RE: Janda : antara harapan dan tantangan
Dalam kasus perceraian dan membuat seorang menjadi janda dan pria menjadi duda, sering muncul ke permukaan adalah pandangan kaum feminisme, pembelaan terhadap perempuan sering dibuat serampangan dengan menonjolkan bahwa perempuan itu mandiri dan bisa tampil lebih baik dari pria. Namun disisi lain ternyata pendapat ini menjadi bias karena menyatakan mandiri dan kuat saja tidak cukup. Asas perceraian itu adalah dilakukan dalam keadaan darurat atau solusi hukum dalam rangka menyelematkan hal yang lebih besar (maqashid al-syar'iyah) seperti nyawa, keturunan, agama dan harta, tidak hanya sebatas mempertahankan hak hukum dengan permasalahan sepele.
Menyalahkan budaya patriakhi sebagai biang pelemahan derajat kaum perempuan tidak sepenuhnya juga benar, karena buktinya budaya patriarkhi telah ada sejak dulu dan tidak menyumbang angka perceraian dalam skala besar seperti sekarang ini. Lihat saja perkara di PA Cimahi yang meningkat tajam. Data perceraian pada tahun 2015 mencapai 9.658 kasus, tahun 2016 sebanyak 11.426 kasus, dan tahun 2017 sebanyak 11.935 kasus. Kalau yang menikah 400 maka yang cerai 500 dan Pemicu utama hancurnya rumah tangga kebanyakan akibat faktor ekonomi. Kemudian karena pihak ke tiga, percekcokan rumah tangga, kekerasan rumah tangga (KDRT), pengaruh gadget, dan perselingkuhan. Ekonomi menempati posisi pertama dan kaum pria adalah rata-rata pencari nafkah utama dalam sebuah keluarga. Agak aneh ketika kaum feminis menyatakan bahwa kami terzalimi oleh laki-laki namun disisi lain mereka tergantung kepada laki-laki atau tidak menjadi patner dalam mencari nafkah.
Perlindungan hukum para janda pada dasarnya bukan untuk para jendes semata, namun penguatan perlindungan kepada perempuan.

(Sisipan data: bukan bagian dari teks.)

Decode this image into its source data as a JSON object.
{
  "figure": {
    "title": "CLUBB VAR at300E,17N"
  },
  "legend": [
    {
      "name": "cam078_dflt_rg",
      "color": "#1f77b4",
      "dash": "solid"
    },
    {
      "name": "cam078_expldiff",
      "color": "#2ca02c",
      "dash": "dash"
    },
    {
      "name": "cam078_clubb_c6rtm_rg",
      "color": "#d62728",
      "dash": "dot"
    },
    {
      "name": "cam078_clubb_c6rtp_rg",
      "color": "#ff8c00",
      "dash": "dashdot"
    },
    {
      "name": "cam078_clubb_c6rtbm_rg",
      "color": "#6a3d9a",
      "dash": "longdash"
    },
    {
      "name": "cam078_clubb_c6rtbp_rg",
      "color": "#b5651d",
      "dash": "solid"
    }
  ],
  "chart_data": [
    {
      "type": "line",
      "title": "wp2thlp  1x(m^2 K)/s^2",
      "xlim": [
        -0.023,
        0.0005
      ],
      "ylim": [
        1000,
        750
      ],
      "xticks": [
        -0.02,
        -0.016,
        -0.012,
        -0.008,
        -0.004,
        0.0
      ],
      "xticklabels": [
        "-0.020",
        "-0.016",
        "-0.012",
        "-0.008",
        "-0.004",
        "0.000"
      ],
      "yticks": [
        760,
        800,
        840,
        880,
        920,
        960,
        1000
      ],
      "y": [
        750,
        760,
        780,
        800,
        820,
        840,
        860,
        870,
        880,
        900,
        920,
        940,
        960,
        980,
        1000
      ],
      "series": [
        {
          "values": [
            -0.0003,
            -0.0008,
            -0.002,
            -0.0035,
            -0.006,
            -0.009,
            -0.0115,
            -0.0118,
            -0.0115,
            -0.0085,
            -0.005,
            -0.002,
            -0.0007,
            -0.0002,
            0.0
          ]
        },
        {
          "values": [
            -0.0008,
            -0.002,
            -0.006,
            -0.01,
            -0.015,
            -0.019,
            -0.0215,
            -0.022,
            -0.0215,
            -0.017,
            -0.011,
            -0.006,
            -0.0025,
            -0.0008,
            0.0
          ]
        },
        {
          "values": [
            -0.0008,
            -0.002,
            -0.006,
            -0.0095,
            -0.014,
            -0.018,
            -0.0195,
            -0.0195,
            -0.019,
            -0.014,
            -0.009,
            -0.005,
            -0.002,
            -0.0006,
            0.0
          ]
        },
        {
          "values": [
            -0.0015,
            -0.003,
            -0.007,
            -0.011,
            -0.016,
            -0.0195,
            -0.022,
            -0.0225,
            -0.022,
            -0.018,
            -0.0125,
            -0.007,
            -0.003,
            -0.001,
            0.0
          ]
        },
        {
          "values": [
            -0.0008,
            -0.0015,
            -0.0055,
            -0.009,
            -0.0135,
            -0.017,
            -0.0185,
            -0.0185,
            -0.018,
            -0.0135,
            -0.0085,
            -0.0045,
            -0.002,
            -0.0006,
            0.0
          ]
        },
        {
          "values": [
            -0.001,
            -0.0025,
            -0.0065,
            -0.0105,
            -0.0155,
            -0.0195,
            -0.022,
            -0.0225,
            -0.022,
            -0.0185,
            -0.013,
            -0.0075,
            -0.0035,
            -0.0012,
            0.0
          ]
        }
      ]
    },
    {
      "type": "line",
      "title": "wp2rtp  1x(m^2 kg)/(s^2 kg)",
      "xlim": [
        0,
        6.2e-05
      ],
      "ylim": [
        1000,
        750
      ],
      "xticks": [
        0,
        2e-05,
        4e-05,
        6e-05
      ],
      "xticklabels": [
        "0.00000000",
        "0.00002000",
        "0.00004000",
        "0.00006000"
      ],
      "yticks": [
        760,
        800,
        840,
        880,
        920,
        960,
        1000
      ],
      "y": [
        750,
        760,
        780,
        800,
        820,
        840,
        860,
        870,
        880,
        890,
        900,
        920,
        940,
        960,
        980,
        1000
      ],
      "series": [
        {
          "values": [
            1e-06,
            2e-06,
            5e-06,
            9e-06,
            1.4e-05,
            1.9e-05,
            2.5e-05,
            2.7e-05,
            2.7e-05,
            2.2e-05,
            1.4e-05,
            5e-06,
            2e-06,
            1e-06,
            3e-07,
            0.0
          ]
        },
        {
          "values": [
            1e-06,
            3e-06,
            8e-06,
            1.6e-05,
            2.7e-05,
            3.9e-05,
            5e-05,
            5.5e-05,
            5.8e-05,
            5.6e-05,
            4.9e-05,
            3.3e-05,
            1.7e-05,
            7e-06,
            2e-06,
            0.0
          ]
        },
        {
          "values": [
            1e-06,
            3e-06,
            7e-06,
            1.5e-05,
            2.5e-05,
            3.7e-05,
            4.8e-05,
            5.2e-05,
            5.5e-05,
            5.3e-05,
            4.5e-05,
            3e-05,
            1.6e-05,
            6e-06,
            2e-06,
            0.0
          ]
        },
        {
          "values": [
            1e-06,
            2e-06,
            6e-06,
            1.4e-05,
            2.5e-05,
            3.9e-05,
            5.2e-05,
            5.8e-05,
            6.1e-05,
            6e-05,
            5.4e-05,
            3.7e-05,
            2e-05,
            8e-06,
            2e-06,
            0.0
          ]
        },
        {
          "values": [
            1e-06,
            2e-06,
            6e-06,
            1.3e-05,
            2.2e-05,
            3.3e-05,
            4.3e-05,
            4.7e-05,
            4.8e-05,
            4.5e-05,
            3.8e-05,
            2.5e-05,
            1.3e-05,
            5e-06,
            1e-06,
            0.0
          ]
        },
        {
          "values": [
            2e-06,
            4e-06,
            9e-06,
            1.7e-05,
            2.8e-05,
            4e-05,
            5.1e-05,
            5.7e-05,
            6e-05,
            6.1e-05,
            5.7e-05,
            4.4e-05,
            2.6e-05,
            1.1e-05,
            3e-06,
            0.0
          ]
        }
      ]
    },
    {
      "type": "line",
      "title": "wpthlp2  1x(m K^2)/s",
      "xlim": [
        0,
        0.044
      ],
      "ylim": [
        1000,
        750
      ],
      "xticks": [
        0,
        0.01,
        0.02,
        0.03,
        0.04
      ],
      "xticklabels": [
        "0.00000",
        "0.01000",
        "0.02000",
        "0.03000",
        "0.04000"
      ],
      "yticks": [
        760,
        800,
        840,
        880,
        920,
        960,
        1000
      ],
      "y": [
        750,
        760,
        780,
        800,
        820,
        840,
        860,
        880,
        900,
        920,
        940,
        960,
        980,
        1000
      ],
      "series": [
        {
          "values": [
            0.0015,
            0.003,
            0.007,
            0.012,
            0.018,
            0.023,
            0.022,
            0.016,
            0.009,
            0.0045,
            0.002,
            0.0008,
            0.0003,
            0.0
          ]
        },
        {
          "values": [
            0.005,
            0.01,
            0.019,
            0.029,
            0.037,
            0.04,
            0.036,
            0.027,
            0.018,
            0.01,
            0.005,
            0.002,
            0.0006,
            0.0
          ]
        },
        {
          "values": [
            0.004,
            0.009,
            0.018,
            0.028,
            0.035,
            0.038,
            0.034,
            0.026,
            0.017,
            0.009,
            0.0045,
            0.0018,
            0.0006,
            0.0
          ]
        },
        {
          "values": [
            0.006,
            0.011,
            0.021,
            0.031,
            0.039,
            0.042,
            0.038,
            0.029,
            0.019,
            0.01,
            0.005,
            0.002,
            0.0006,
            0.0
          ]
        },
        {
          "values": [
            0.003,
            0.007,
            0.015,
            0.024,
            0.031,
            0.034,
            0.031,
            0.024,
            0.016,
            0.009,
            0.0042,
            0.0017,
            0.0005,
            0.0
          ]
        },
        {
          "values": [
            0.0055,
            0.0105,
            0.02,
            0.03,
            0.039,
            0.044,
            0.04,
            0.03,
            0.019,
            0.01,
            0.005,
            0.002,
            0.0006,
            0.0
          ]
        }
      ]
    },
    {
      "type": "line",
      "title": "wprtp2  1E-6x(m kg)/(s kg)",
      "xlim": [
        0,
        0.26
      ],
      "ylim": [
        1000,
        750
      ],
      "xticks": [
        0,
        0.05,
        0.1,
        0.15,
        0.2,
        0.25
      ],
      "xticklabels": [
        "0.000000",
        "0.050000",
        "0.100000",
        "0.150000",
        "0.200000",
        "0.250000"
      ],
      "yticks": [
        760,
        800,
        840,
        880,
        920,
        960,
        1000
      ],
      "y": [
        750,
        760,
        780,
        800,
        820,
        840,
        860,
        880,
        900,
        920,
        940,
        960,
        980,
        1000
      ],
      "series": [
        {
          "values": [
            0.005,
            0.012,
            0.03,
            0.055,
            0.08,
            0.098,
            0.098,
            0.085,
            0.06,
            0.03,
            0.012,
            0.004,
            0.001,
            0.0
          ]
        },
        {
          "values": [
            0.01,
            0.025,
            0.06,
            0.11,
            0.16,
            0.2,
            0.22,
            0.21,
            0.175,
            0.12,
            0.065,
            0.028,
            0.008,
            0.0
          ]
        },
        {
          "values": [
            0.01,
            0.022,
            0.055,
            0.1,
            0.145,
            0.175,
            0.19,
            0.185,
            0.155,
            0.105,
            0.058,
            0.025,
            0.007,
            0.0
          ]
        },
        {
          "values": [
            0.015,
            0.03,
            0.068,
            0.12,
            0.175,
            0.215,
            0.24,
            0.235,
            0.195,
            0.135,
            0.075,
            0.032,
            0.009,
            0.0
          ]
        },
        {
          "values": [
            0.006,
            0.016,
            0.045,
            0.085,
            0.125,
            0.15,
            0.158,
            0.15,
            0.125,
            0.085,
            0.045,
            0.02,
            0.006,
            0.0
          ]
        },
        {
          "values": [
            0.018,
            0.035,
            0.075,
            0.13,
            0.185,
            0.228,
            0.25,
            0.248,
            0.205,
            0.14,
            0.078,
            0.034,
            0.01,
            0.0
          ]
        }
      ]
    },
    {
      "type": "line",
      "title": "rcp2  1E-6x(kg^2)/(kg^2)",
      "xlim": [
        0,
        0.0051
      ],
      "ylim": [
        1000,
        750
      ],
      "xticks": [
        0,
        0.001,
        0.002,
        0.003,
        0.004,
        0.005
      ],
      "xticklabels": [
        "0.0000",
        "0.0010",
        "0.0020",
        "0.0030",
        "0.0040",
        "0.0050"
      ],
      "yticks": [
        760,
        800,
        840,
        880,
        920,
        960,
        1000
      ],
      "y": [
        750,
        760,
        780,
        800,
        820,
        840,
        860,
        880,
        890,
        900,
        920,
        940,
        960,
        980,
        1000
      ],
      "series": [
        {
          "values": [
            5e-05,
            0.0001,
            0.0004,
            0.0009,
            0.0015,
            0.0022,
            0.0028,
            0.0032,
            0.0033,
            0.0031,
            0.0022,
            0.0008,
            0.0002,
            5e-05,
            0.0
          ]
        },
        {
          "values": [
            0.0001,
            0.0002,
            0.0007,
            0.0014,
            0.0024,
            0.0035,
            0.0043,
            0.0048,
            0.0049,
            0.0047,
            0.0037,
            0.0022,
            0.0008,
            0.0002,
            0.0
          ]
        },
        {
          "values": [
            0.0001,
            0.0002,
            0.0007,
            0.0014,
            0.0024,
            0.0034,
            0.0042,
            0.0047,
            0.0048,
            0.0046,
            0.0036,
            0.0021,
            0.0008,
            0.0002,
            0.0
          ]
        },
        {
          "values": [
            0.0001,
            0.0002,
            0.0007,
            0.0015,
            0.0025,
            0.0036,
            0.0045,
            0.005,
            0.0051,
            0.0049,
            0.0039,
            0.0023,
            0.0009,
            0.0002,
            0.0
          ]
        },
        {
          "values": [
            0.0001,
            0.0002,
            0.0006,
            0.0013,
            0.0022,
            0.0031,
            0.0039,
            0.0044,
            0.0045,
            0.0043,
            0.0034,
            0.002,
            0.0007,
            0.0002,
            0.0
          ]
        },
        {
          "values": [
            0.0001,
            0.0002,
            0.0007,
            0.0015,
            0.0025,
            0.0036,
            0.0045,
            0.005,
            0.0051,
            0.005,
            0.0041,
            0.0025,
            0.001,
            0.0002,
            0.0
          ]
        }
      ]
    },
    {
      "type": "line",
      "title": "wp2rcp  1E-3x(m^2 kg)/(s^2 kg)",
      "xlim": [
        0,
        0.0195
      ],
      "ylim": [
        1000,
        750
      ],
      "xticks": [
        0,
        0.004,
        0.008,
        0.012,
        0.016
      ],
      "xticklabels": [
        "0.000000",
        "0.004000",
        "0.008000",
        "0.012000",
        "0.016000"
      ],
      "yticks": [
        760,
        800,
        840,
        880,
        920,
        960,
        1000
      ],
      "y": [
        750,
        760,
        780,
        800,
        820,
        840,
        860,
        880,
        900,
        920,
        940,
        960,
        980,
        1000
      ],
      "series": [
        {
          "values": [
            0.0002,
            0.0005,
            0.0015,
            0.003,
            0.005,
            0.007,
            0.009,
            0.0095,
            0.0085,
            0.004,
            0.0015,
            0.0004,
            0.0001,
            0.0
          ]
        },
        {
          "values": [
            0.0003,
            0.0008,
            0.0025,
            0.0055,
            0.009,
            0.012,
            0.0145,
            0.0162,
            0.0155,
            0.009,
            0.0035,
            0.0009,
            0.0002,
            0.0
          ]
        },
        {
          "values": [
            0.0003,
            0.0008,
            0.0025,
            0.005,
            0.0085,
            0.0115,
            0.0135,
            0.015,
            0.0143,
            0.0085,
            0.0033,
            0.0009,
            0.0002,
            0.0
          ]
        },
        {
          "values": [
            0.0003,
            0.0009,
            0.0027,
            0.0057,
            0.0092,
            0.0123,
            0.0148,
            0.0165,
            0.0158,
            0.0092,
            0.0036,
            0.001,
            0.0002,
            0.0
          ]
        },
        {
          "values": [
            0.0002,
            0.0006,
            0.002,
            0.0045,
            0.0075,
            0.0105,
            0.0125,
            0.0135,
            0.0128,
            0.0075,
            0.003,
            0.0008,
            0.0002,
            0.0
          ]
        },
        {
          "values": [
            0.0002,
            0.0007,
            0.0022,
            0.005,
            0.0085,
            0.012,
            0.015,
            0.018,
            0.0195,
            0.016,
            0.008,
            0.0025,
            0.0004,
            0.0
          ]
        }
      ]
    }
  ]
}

Sedari awal saat mereka memilih pasangan maka kelebihan dan kekurangan pasangan telah diketahui olehnya, tapi tetap saja ada yang kemudian menjadikan kekurangan suami sebagai alasan untuk bercerai. Semestinya keberadaan hukum perkawinan adalah untuk melindungi perempuan oleh negara, namun yang kita inginkan adalah bahwa penguatan lembaga perkawinan juga harus disokong oleh aetiap lembaga di negeri ini, bukan malah regulasi hukumnya yang terus dirongrong.
Tidak ada yang mengingkan menjadi janda dan duda, saya yakin keinginan menikah itu pasti ada dalam setiap diri janda dan duda tersebut karena sudah menjadi sunnatullah, ada pria ada wanita dan ingin bersama.
Bagi saya memperkuat keberadaan mereka adalah dengan mendorong mereka untuk menikah lagi dan membina rumah tangga kembali bukan membiarkan mereka tetap dalam keadaan janda atau duda meskplipun sebelum itu harus agak selektif biar tidak gagal lagi.
Wallahu a'lam bi al-shawwab
Terimakasih atas komentarnya bang @jkfarza.